- Directed by: Tariq Tapa
- Written by: Tariq Tapa
- Produced by: Hilal Ahmed Langoo Josee Lajoie
- Starring: Mohamad Imran Tapa Taniya Khan Ali Mohammad Dar
- Edited by: Josee Lajoie Tariq Tapa
- Release date: August 2008 (Venice);
- Running time: 96 minutes
- Country: India
- Languages: Urdu Kashmiri

= Zero Bridge (film) =

Zero Bridge is a 2008 Kashmiri drama film written and directed by Tariq Tapa, starring Mohamad Imran Tapa, Taniya Khan and Ali Mohammad Dar. It is Tapa's feature directorial debut.

==Cast==
- Mohamad Imran Tapa
- Taniya Khan
- Ali Mohammad Dar
- Owaise Qayoom Bhat
- Burhan Qadfir
- Afrooza Langoo

==Release==
The film premiered at the 2008 Venice Film Festival.

==Reception==
The film has a 77% rating on Rotten Tomatoes. Scott Tobias of The A.V. Club graded the film a C+. Bill Weber of Slant Magazine awarded the film two and a half stars out of four.
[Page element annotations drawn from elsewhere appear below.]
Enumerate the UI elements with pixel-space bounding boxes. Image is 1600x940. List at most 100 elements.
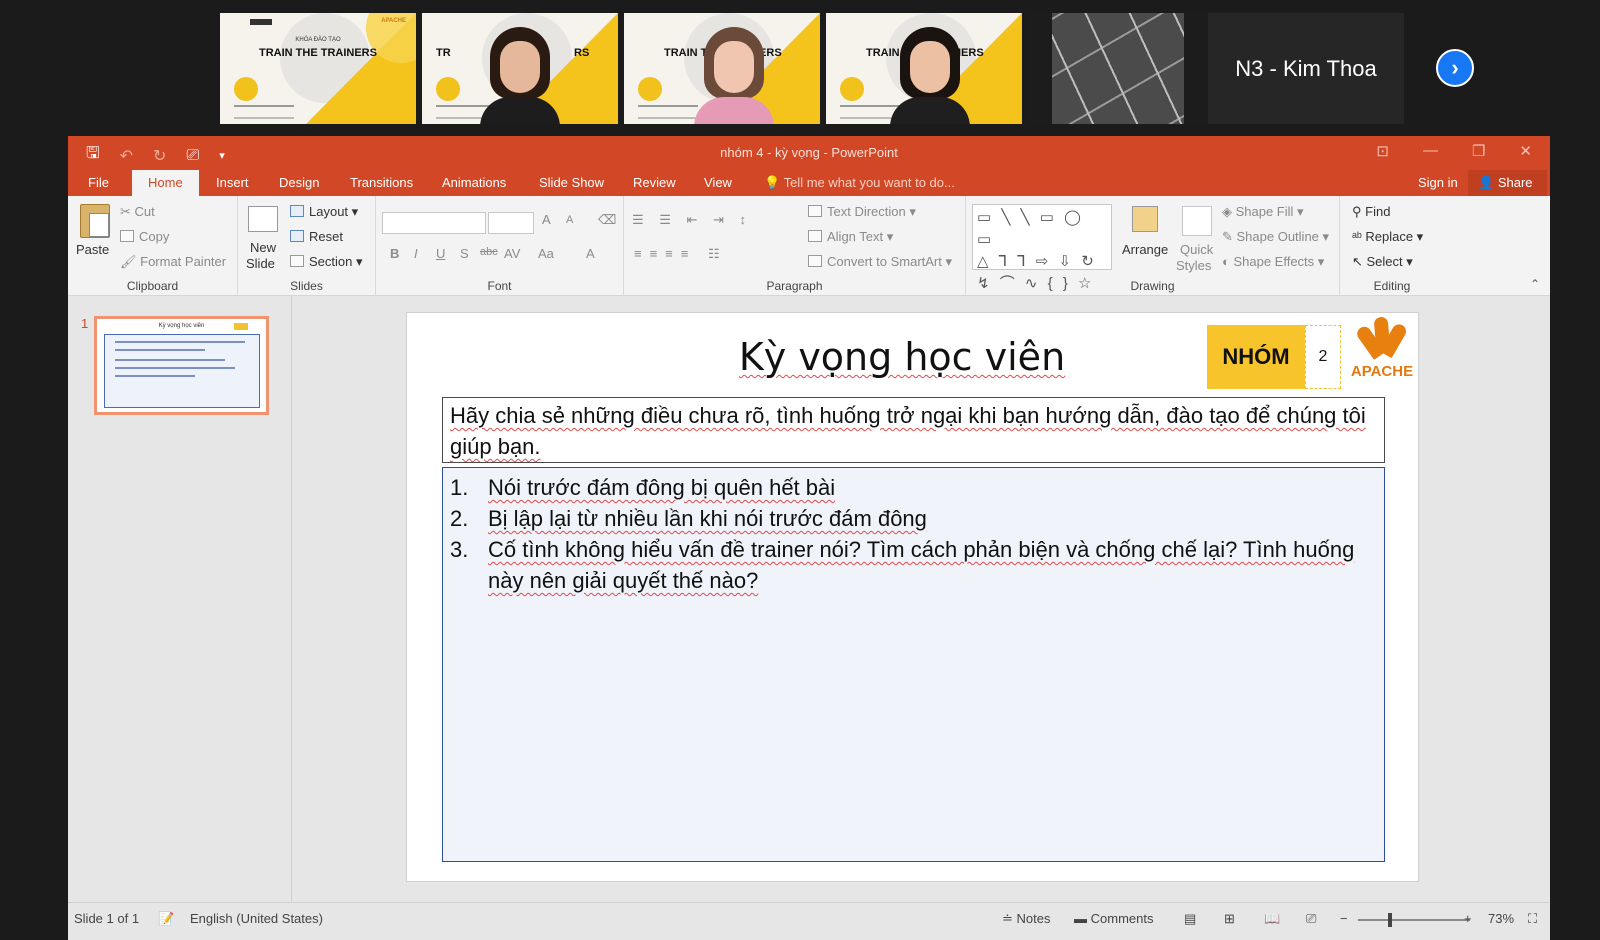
tab-design[interactable]: Design [279,175,319,190]
select-button[interactable]: ↖ Select ▾ [1352,254,1413,270]
tab-file[interactable]: File [88,175,109,190]
slide-sorter-icon[interactable]: ⊞ [1224,911,1235,927]
shapes-row-1[interactable]: ▭ ╲ ╲ ▭ ◯ ▭ [977,207,1107,251]
arrange-button[interactable]: Arrange [1122,242,1168,257]
reset-button[interactable]: Reset [290,229,343,244]
tab-home[interactable]: Home [132,170,199,196]
replace-button[interactable]: ᵃᵇ Replace ▾ [1352,229,1423,245]
tab-view[interactable]: View [704,175,732,190]
language-indicator[interactable]: English (United States) [190,911,323,926]
next-page-button[interactable]: › [1436,49,1474,87]
tab-review[interactable]: Review [633,175,676,190]
paste-icon[interactable] [80,204,110,238]
shape-effects-button[interactable]: ◐ Shape Effects ▾ [1222,254,1324,270]
format-painter-button[interactable]: 🖌 Format Painter [120,254,226,270]
shape-outline-button[interactable]: ✎ Shape Outline ▾ [1222,229,1329,245]
slideshow-view-icon[interactable]: ⎚ [1306,911,1316,927]
underline-button[interactable]: U [436,246,445,261]
shapes-row-2[interactable]: △ ⅂ ⅂ ⇨ ⇩ ↻ [977,251,1107,273]
video-tile-slide[interactable]: APACHE KHÓA ĐÀO TẠO TRAIN THE TRAINERS [220,13,416,124]
section-button[interactable]: Section ▾ [290,254,363,270]
bold-button[interactable]: B [390,246,399,261]
find-button[interactable]: ⚲ Find [1352,204,1390,220]
zoom-level[interactable]: 73% [1488,911,1514,926]
tile-title-partial: TR [436,47,451,59]
video-tile-participant-2[interactable]: TRAIN THE IERS [624,13,820,124]
video-tile-camera[interactable] [1028,13,1224,124]
slide[interactable]: Kỳ vọng học viên NHÓM 2 APACHE Hãy chia … [406,312,1419,882]
slide-counter: Slide 1 of 1 [74,911,140,926]
group-drawing: ▭ ╲ ╲ ▭ ◯ ▭ △ ⅂ ⅂ ⇨ ⇩ ↻ ↯ ⌒ ∿ { } ☆ Arra… [966,196,1340,296]
list-item: 1. Nói trước đám đông bị quên hết bài [450,475,836,500]
ribbon-display-icon[interactable]: ⊡ [1376,142,1389,160]
video-tile-participant-1[interactable]: TR RS [422,13,618,124]
grow-font-button[interactable]: A [542,212,551,227]
quick-styles-button[interactable]: Quick [1180,242,1213,257]
pen-icon: ✎ [1222,229,1237,244]
comments-button[interactable]: ▬ Comments [1074,911,1153,926]
group-badge[interactable]: NHÓM [1207,325,1305,389]
convert-smartart-button[interactable]: Convert to SmartArt ▾ [808,254,952,270]
new-slide-icon[interactable] [248,206,278,232]
tab-transitions[interactable]: Transitions [350,175,413,190]
arrange-icon[interactable] [1132,206,1158,232]
slide-thumbnails-pane: 1 Kỳ vọng học viên [68,296,292,902]
normal-view-icon[interactable]: ▤ [1184,911,1196,927]
notes-button[interactable]: ≐ Notes [1002,911,1050,927]
new-slide-button-2[interactable]: Slide [246,256,275,271]
text-direction-button[interactable]: Text Direction ▾ [808,204,916,220]
restore-icon[interactable]: ❐ [1472,142,1485,160]
align-text-button[interactable]: Align Text ▾ [808,229,893,245]
align-buttons[interactable]: ≡≡≡≡ ☷ [634,246,728,262]
status-bar: Slide 1 of 1 📝 English (United States) ≐… [68,902,1550,940]
italic-button[interactable]: I [414,246,418,261]
tab-slide-show[interactable]: Slide Show [539,175,604,190]
quick-styles-icon[interactable] [1182,206,1212,236]
share-button[interactable]: 👤 Share [1468,170,1547,196]
section-icon [290,255,304,267]
font-color-button[interactable]: A [586,246,595,261]
fit-slide-icon[interactable]: ⛶ [1528,911,1537,927]
effects-icon: ◐ [1222,254,1234,269]
video-tile-participant-3[interactable]: TRAIN IERS [826,13,1022,124]
tab-insert[interactable]: Insert [216,175,249,190]
font-name-input[interactable] [382,212,486,234]
shape-fill-button[interactable]: ◈ Shape Fill ▾ [1222,204,1304,220]
zoom-out-button[interactable]: − [1340,911,1348,926]
shapes-gallery[interactable]: ▭ ╲ ╲ ▭ ◯ ▭ △ ⅂ ⅂ ⇨ ⇩ ↻ ↯ ⌒ ∿ { } ☆ [972,204,1112,292]
quick-styles-button-2[interactable]: Styles [1176,258,1211,273]
zoom-in-button[interactable]: + [1464,911,1472,926]
text-direction-icon [808,205,822,217]
close-icon[interactable]: ✕ [1519,142,1532,160]
proofing-icon[interactable]: 📝 [158,911,174,927]
list-buttons[interactable]: ☰ ☰ ⇤ ⇥ ↕ [632,212,752,228]
zoom-slider-thumb[interactable] [1388,913,1392,927]
collapse-ribbon-icon[interactable]: ⌃ [1530,277,1540,291]
shrink-font-button[interactable]: A [566,214,573,226]
minimize-icon[interactable]: — [1423,142,1438,160]
new-slide-button[interactable]: New [250,240,276,255]
font-size-input[interactable] [488,212,534,234]
change-case-button[interactable]: Aa [538,246,554,261]
char-spacing-button[interactable]: AV [504,246,520,261]
strikethrough-button[interactable]: abc [480,246,498,258]
cut-button[interactable]: ✂ Cut [120,204,155,220]
zoom-slider[interactable] [1358,919,1470,921]
prompt-textbox[interactable]: Hãy chia sẻ những điều chưa rõ, tình huố… [442,397,1385,463]
tell-me-input[interactable]: 💡 Tell me what you want to do... [764,175,955,191]
group-number[interactable]: 2 [1305,325,1341,389]
apache-logo-text: APACHE [1350,363,1414,380]
layout-button[interactable]: Layout ▾ [290,204,358,220]
shadow-button[interactable]: S [460,246,469,261]
reading-view-icon[interactable]: 📖 [1264,911,1280,927]
answers-textbox[interactable]: 1. Nói trước đám đông bị quên hết bài 2. B… [442,467,1385,862]
paste-button[interactable]: Paste [76,242,109,257]
participant-name-tile[interactable]: N3 - Kim Thoa [1208,13,1404,124]
sign-in-link[interactable]: Sign in [1418,175,1458,190]
tile-logo: APACHE [381,18,406,24]
tab-animations[interactable]: Animations [442,175,506,190]
slide-thumbnail-1[interactable]: Kỳ vọng học viên [94,316,269,415]
clear-format-icon[interactable]: ⌫ [598,212,616,228]
window-controls: ⊡ — ❐ ✕ [1376,142,1532,160]
copy-button[interactable]: Copy [120,229,169,244]
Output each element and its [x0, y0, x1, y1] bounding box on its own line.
The Hollywood Reporter gave the film a positive review and wrote, "Rough hewn neo-realist drama from India has its sociological fascinations."

==Nominations==
At the 25th Independent Spirit Awards, Tapa was nominated for the Someone to Watch Award and the film was nominated for the Independent Spirit John Cassavetes Award.